Он вспомнил даже о безымянном полицейском: ему бы он без стеснения рассказал, каково у него на душе — скверно, дьявольски скверно, потому что он открыл, что не только не привык к комнате в заднем доме, но никогда не сможет к ней привыкнуть, что он чувствовал себя там несчастным не только с воробышком, но и без него, что он не только окончательно растранжирил свою свободу, но даже не сумел воспользоваться ею во время краткосрочного отпуска из добровольного рабства, что почитание чужой воли и чужого мнения ему больше просто не под силу, хотя он (и это главное) не мог оставаться один.

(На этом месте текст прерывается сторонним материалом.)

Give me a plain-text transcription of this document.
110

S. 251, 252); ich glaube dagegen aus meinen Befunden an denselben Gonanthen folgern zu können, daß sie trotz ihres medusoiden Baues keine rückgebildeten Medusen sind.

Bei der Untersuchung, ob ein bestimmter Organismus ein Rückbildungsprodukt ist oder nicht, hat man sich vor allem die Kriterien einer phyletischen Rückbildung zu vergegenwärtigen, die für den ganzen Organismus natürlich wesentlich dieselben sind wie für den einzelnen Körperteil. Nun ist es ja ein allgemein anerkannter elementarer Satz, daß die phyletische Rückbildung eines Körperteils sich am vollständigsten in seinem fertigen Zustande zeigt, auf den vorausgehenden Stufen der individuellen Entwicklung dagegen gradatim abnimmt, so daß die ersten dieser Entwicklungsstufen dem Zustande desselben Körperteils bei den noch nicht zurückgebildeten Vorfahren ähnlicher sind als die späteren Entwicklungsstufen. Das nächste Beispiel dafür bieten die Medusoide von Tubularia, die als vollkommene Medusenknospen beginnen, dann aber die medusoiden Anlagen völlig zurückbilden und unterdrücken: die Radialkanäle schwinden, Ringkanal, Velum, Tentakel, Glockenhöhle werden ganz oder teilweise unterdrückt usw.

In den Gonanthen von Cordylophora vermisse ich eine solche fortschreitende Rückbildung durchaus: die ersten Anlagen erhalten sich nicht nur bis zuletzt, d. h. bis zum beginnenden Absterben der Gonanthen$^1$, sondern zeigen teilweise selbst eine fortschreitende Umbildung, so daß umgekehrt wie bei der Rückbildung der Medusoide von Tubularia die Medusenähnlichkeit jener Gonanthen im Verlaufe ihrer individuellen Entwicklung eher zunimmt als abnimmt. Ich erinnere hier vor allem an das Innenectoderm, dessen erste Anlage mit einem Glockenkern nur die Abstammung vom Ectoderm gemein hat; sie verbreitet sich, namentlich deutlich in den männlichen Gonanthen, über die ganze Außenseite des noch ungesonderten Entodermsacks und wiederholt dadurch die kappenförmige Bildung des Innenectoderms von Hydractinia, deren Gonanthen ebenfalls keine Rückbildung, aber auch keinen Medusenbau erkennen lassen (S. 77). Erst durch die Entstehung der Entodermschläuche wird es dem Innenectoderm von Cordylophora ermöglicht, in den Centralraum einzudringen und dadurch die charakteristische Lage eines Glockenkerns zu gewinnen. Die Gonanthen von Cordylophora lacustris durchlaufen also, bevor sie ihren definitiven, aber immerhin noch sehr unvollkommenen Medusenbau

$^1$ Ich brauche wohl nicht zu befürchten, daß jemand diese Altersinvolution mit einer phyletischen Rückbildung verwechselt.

Однако вечером он оказался вовсе не один: из окна свесилась (вместо своего мнимого отца, ушедшего в кино) Анита, заговорила с ним, получила ответ (потому что он был так одинок), ответила сама, затем в продолжение долгого разговора о хорошей погоде ее экзотическое лицо маячило сперва над ним (оттого что он стоял на улице и говорил, подняв к ней голову), позже под ним (оттого что он вошел к ней, сидел за столом и был выше ее ростом), потом он выпил рюмочку (от которой отказался во время посещения старого Пашке), позже вторую, еще позже третью, потом она лежала на шезлонге (потому что синие джинсы с их содержимым не могли должным образом продемонстрировать себя под большим вальштейновским обеденным столом), потом он освоился с мыслью: лишь бы не быть одному, Элизабет ведь не запрещала мне этого, у человека столько свободы, сколько он сам себе дает, — а ей стало слишком жарко в пуловере, и она встала, чтобы стянуть его через голову, что не сразу удалось, поскольку голова была слишком велика, а вырез слишком мал, и пришлось долго стоять перед ним с поднятыми руками, с закрытым лицом, в хорошо наполненной перлоновой блузке, пока он (потому что не мог быть один) с доброй целью не приблизился к ней на шаг, расстегнул молнию, и в благодарность за это (хотел он того или нет, а пока он еще не хотел) она повисла на его шее, темная роза без шипов, мягкая, и по-южному теплая, и посерьезневшая, очень посерьезневшая, словно перед трудной задачей, непривычная для него в своем темнокожем обличье, но уже не противная; потом расстегнулись пуговки блузки, и под ней тоже было темно, а в комнате светло, почему и понадобилось подойти к окну, чтобы зашторить его, попутно он выглянул на улицу и увидел наряду с привычным зрелищем (пивная, автомобиль, играющие дети) мужчину, который искал какой-то номер дома и (сам того не подозревая) заставил Эрпа отдернуть руку от розы, привести в порядок волосы, галстук, пиджак, броситься к двери, в подворотню, через двор, через восемью десять ступеней (то есть на пятый этаж), открыть дверь, захлопнуть ее, схватить книгу с полки, положить ее раскрытой на стол, упасть, тяжело дыша, в кресло и ждать.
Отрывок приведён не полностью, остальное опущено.